On Sat, 14 Aug 2010 20:03:30 -0400, Mike Wilcox <m...@mikewilcox.net> wrote:

Wow, I was just thinking of proposing this myself a few days ago.

In addition to Adam's comments, there is no standard, stable way of *getting* the text from a series of nodes. textContent returns everything, including tabs, white space, and even script content.

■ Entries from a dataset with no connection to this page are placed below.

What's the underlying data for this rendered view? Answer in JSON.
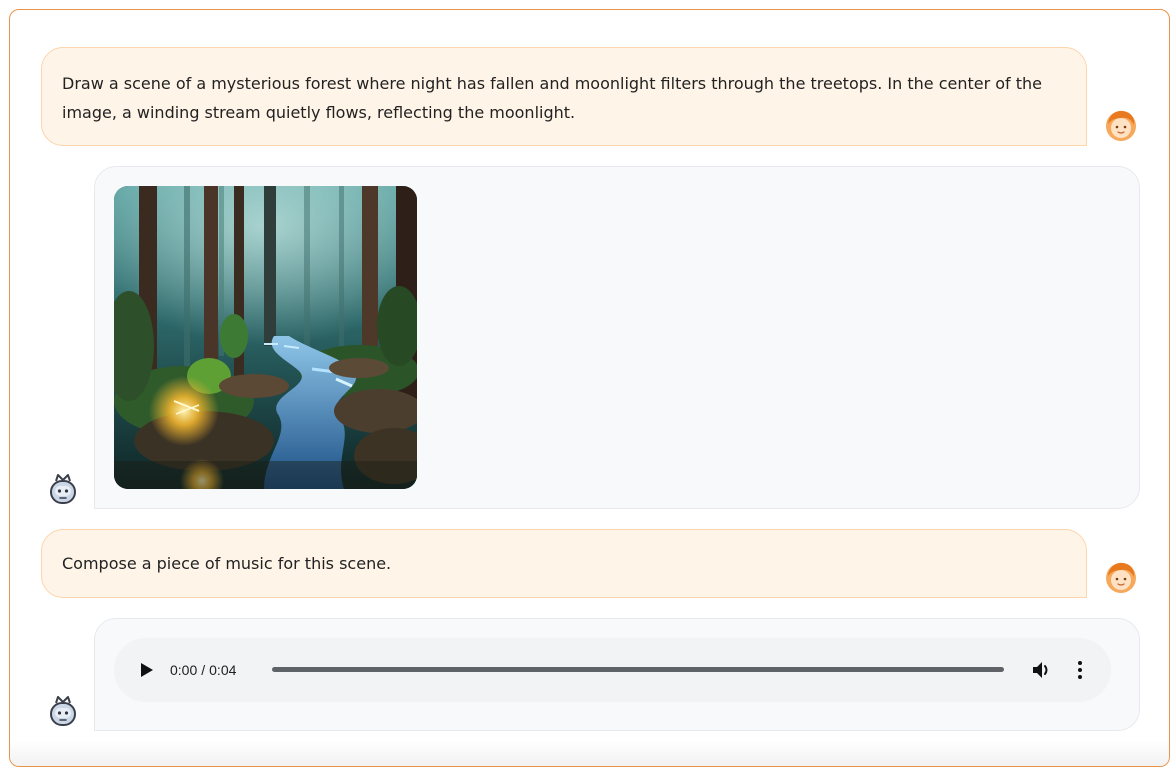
{
  "messages": {
    "user_1": "Draw a scene of a mysterious forest where night has fallen and moonlight filters through the treetops. In the center of the image, a winding stream quietly flows, reflecting the moonlight.",
    "user_2": "Compose a piece of music for this scene."
  },
  "image": {
    "icon": "generated-forest-stream-image"
  },
  "audio": {
    "current_time": "0:00",
    "separator": "/",
    "duration": "0:04",
    "progress": 0
  },
  "avatars": {
    "user": "user-avatar-icon",
    "bot": "robot-avatar-icon"
  },
  "colors": {
    "frame_border": "#e8944a",
    "user_bubble_bg": "#fff4e8",
    "user_bubble_border": "#fbd5ad",
    "bot_bubble_bg": "#f8f9fb",
    "player_bg": "#f1f3f4"
  }
}
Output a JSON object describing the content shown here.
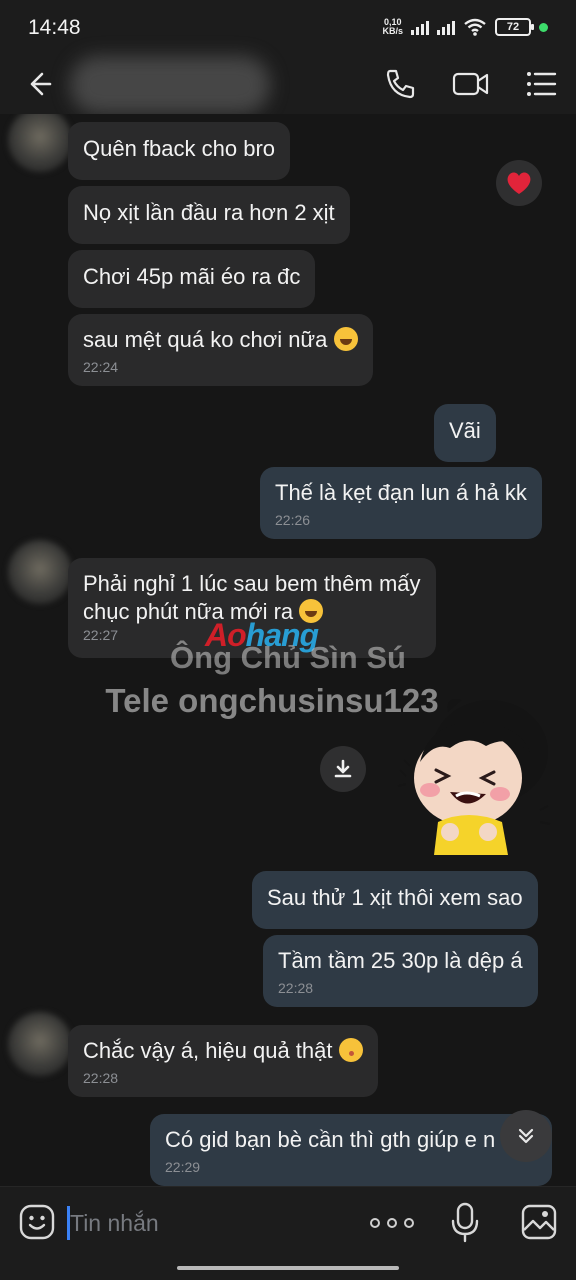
{
  "status_bar": {
    "time": "14:48",
    "net_speed_value": "0,10",
    "net_speed_unit": "KB/s",
    "battery": "72"
  },
  "header": {
    "back_icon": "arrow-left-icon",
    "call_icon": "phone-icon",
    "video_icon": "video-camera-icon",
    "menu_icon": "list-menu-icon"
  },
  "messages": [
    {
      "side": "in",
      "text": "Quên fback cho bro"
    },
    {
      "side": "in",
      "text": "Nọ xịt lần đầu ra hơn 2 xịt",
      "reaction": "heart"
    },
    {
      "side": "in",
      "text": "Chơi 45p mãi éo ra đc"
    },
    {
      "side": "in",
      "text": "sau mệt quá ko chơi nữa",
      "emoji": "laughing-tears",
      "time": "22:24"
    },
    {
      "side": "out",
      "text": "Vãi"
    },
    {
      "side": "out",
      "text": "Thế là kẹt đạn lun á hả kk",
      "time": "22:26"
    },
    {
      "side": "in",
      "text_line1": "Phải nghỉ 1 lúc sau bem thêm mấy",
      "text_line2": "chục phút nữa mới ra",
      "emoji": "laughing-tears",
      "time": "22:27"
    },
    {
      "side": "in",
      "type": "sticker",
      "sticker": "cartoon-girl-laughing"
    },
    {
      "side": "out",
      "text": "Sau thử 1 xịt thôi xem sao"
    },
    {
      "side": "out",
      "text": "Tầm tầm 25 30p là dệp á",
      "time": "22:28"
    },
    {
      "side": "in",
      "text": "Chắc vậy á, hiệu quả thật",
      "emoji": "kissing",
      "time": "22:28"
    },
    {
      "side": "out",
      "text": "Có gid bạn bè cần thì gth giúp e n",
      "time": "22:29"
    }
  ],
  "watermark": {
    "logo_part1": "Ao",
    "logo_part2": "hang",
    "line1": "Ông Chủ Sìn Sú",
    "line2": "Tele ongchusinsu123"
  },
  "composer": {
    "placeholder": "Tin nhắn",
    "sticker_icon": "smiley-sticker-icon",
    "more_icon": "more-dots-icon",
    "mic_icon": "microphone-icon",
    "image_icon": "image-gallery-icon"
  }
}
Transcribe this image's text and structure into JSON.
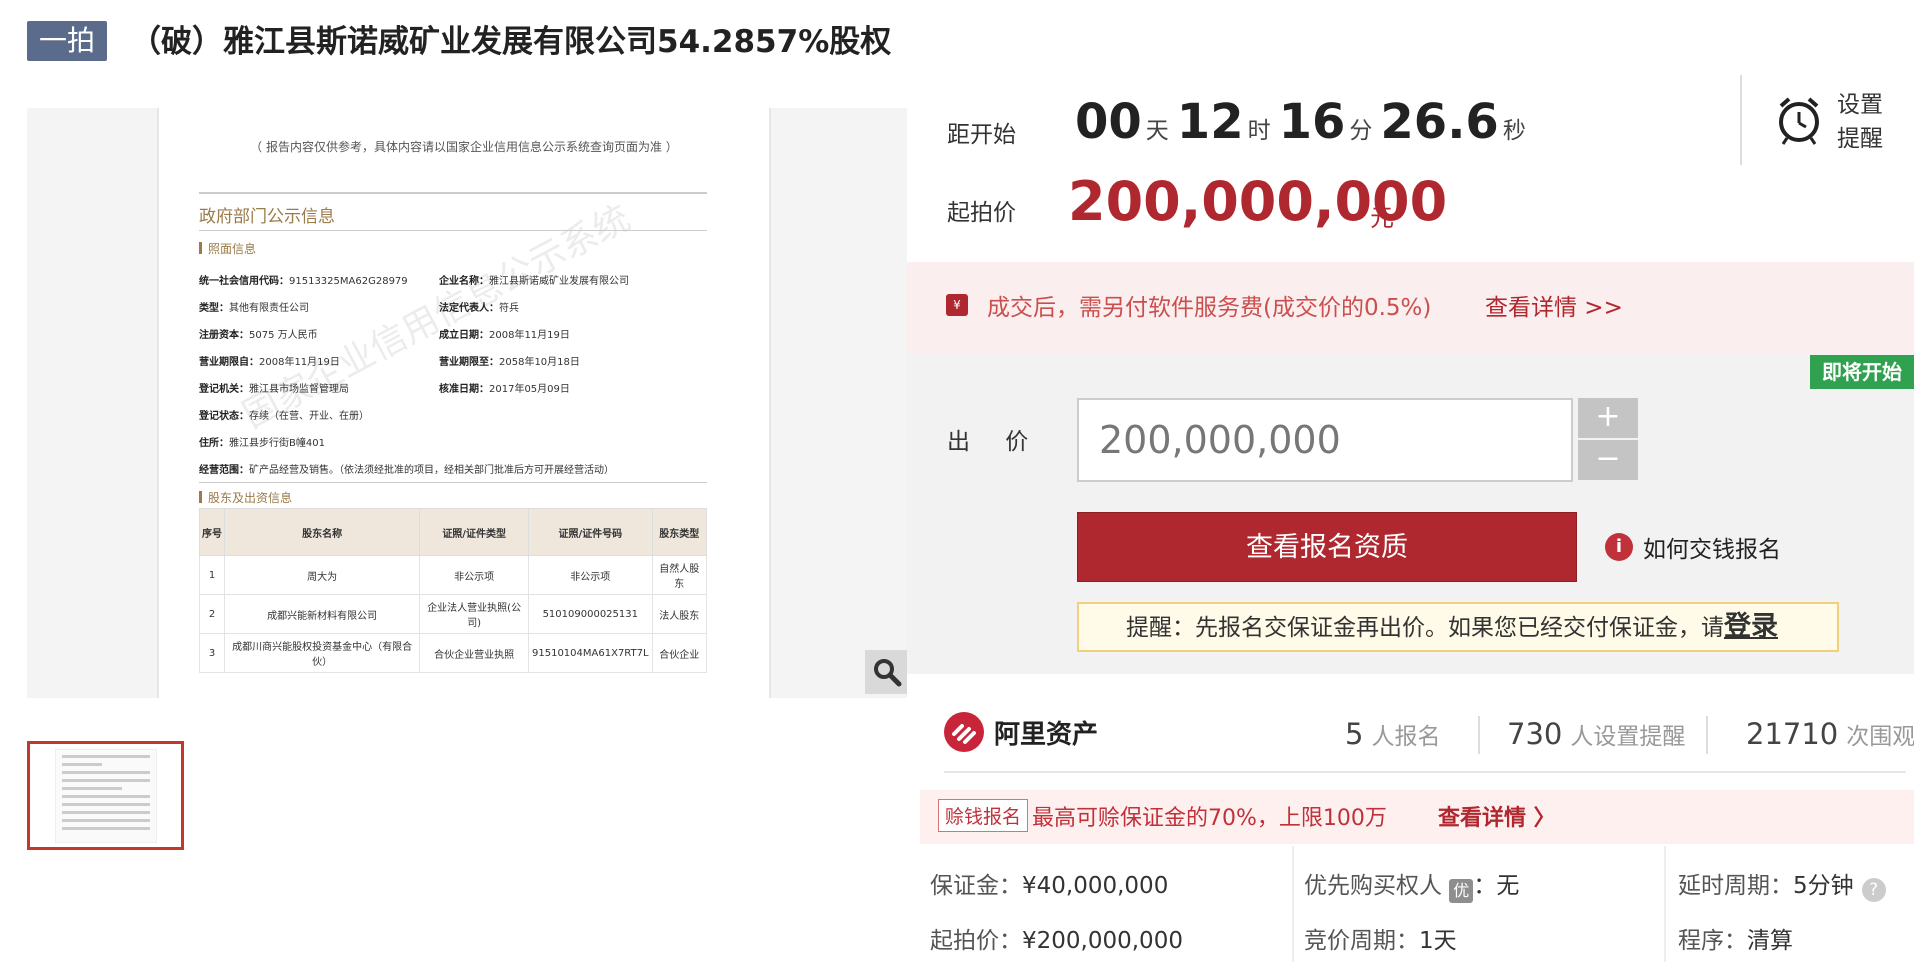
{
  "header": {
    "badge": "一拍",
    "title": "（破）雅江县斯诺威矿业发展有限公司54.2857%股权"
  },
  "document": {
    "note": "（ 报告内容仅供参考，具体内容请以国家企业信用信息公示系统查询页面为准 ）",
    "section_title": "政府部门公示信息",
    "watermark": "国家企业信用信息公示系统",
    "license_title": "照面信息",
    "fields_left": [
      {
        "label": "统一社会信用代码：",
        "value": "91513325MA62G28979"
      },
      {
        "label": "类型：",
        "value": "其他有限责任公司"
      },
      {
        "label": "注册资本：",
        "value": "5075 万人民币"
      },
      {
        "label": "营业期限自：",
        "value": "2008年11月19日"
      },
      {
        "label": "登记机关：",
        "value": "雅江县市场监督管理局"
      }
    ],
    "fields_right": [
      {
        "label": "企业名称：",
        "value": "雅江县斯诺威矿业发展有限公司"
      },
      {
        "label": "法定代表人：",
        "value": "符兵"
      },
      {
        "label": "成立日期：",
        "value": "2008年11月19日"
      },
      {
        "label": "营业期限至：",
        "value": "2058年10月18日"
      },
      {
        "label": "核准日期：",
        "value": "2017年05月09日"
      }
    ],
    "status_line": {
      "label": "登记状态：",
      "value": "存续（在营、开业、在册）"
    },
    "address_line": {
      "label": "住所：",
      "value": "雅江县步行街B幢401"
    },
    "scope_line": {
      "label": "经营范围：",
      "value": "矿产品经营及销售。（依法须经批准的项目，经相关部门批准后方可开展经营活动）"
    },
    "shareholders_title": "股东及出资信息",
    "table_headers": [
      "序号",
      "股东名称",
      "证照/证件类型",
      "证照/证件号码",
      "股东类型"
    ],
    "table_rows": [
      [
        "1",
        "周大为",
        "非公示项",
        "非公示项",
        "自然人股东"
      ],
      [
        "2",
        "成都兴能新材料有限公司",
        "企业法人营业执照(公司)",
        "510109000025131",
        "法人股东"
      ],
      [
        "3",
        "成都川商兴能股权投资基金中心（有限合伙）",
        "合伙企业营业执照",
        "91510104MA61X7RT7L",
        "合伙企业"
      ]
    ]
  },
  "countdown": {
    "label": "距开始",
    "days": "00",
    "days_unit": "天",
    "hours": "12",
    "hours_unit": "时",
    "minutes": "16",
    "minutes_unit": "分",
    "seconds": "26.6",
    "seconds_unit": "秒"
  },
  "remind": {
    "line1": "设置",
    "line2": "提醒",
    "icon": "alarm-clock-icon"
  },
  "start_price": {
    "label": "起拍价",
    "value": "200,000,000",
    "unit": "元"
  },
  "fee_notice": {
    "text": "成交后，需另付软件服务费(成交价的0.5%)",
    "link": "查看详情 >>",
    "icon_glyph": "¥"
  },
  "bid": {
    "status_tag": "即将开始",
    "label": "出 价",
    "input_value": "200,000,000",
    "plus": "+",
    "minus": "−",
    "primary_button": "查看报名资质",
    "howto": "如何交钱报名",
    "reminder_text": "提醒：先报名交保证金再出价。如果您已经交付保证金，请",
    "reminder_login": "登录"
  },
  "ali": {
    "name": "阿里资产",
    "stats": [
      {
        "num": "5",
        "label": "人报名"
      },
      {
        "num": "730",
        "label": "人设置提醒"
      },
      {
        "num": "21710",
        "label": "次围观"
      }
    ]
  },
  "promo": {
    "tag": "赊钱报名",
    "text": "最高可赊保证金的70%，上限100万",
    "link": "查看详情 〉"
  },
  "details": {
    "deposit_label": "保证金：",
    "deposit_value": "¥40,000,000",
    "start_label": "起拍价：",
    "start_value": "¥200,000,000",
    "priority_label": "优先购买权人",
    "priority_badge": "优",
    "priority_value": "：无",
    "cycle_label": "竞价周期：",
    "cycle_value": "1天",
    "delay_label": "延时周期：",
    "delay_value": "5分钟",
    "procedure_label": "程序：",
    "procedure_value": "清算"
  },
  "colors": {
    "brand_red": "#b0282f",
    "badge_blue": "#5b6b8c",
    "status_green": "#2fa14f"
  }
}
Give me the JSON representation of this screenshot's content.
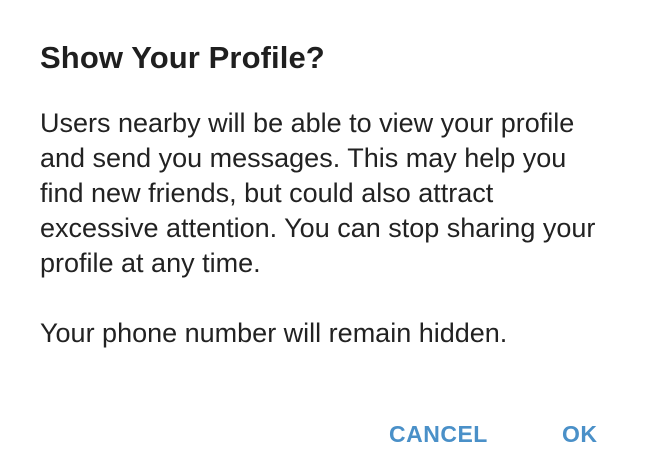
{
  "dialog": {
    "title": "Show Your Profile?",
    "message_paragraph_1": "Users nearby will be able to view your profile and send you messages. This may help you find new friends, but could also attract excessive attention. You can stop sharing your profile at any time.",
    "message_paragraph_2": "Your phone number will remain hidden.",
    "cancel_label": "CANCEL",
    "ok_label": "OK"
  },
  "colors": {
    "accent": "#4a90c8",
    "text": "#222222",
    "background": "#ffffff"
  }
}
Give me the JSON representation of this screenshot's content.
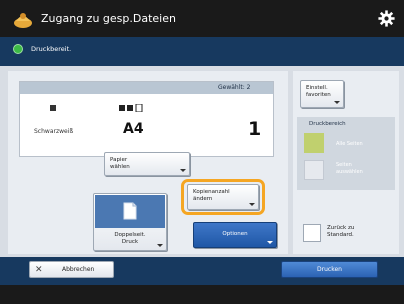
{
  "window": {
    "title": "Zugang zu gesp.Dateien"
  },
  "status": {
    "text": "Druckbereit."
  },
  "settings": {
    "selected_label": "Gewählt: 2",
    "color_mode": "Schwarzweiß",
    "paper_size": "A4",
    "copies": "1"
  },
  "buttons": {
    "papier_waehlen": "Papier\nwählen",
    "kopienanzahl_aendern": "Kopienanzahl\nändern",
    "doppelseit_druck": "Doppelseit.\nDruck",
    "optionen": "Optionen",
    "einstell_favoriten": "Einstell.\nfavoriten",
    "abbrechen": "Abbrechen",
    "drucken": "Drucken"
  },
  "side": {
    "druckbereich_label": "Druckbereich",
    "alle_seiten": "Alle Seiten",
    "seiten_auswaehlen": "Seiten\nauswählen",
    "zurueck_label": "Zurück zu\nStandard."
  },
  "colors": {
    "title_bar": "#1a1a1a",
    "status_bar": "#17395f",
    "accent_blue": "#2b62b3",
    "highlight": "#f5a623",
    "status_ok": "#3cba46"
  }
}
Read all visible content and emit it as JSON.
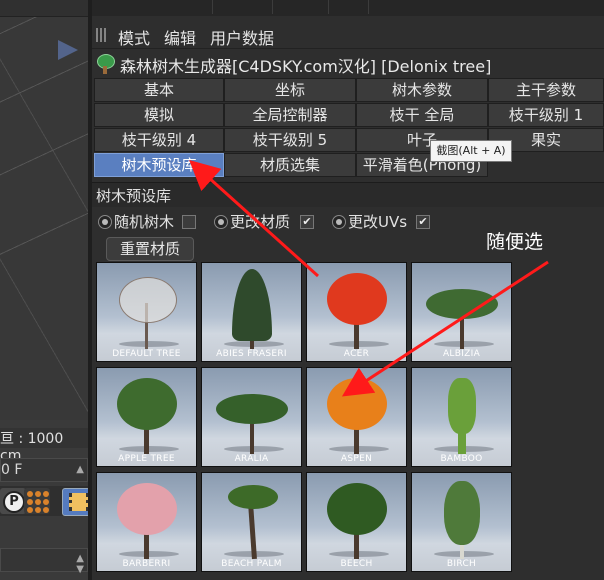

Well, you can do stuff like this:

------
(function() {
    function trim(s) {
        return s.replace(/^\s\s*/, '').replace(/\s\s*$/, '');
    }
    function setInnerText(v) {
        this.textContent = v;
    }
    function getInnerText() {
        var iter = this.ownerDocument.createNodeIterator(this,
        NodeFilter.SHOW_TEXT, null, null);
        var ret = "";
        var first = true;
        for (var node; (node = iter.nextNode()); ) {
            var fixed = trim(node.nodeValue.replace(/\r|\n|\t/g, ""));
            if (fixed.length > 0) {
                if (!first) {
                    ret += " ";
                }
                ret += fixed;
                first = false;
            }
        }
        return ret;
    }
    HTMLElement.prototype.__defineGetter__('myInnerText', getInnerText);
    HTMLElement.prototype.__defineSetter__('myInnerText', setInnerText);
})();
------

and adjust how you handle spaces and build the string etc. as you see fit. Then, it's just alert(el.myInnerText).

NodeIterator's standard. __defineGetter/Setter__ is de-facto standard (and you have Object.defineProperty as standard for those that support it). How newlines and tabs and spaces are stripped/normalized just isn't standardized in this case. But that might different depending on the application.

Or, just run a regex on textContent.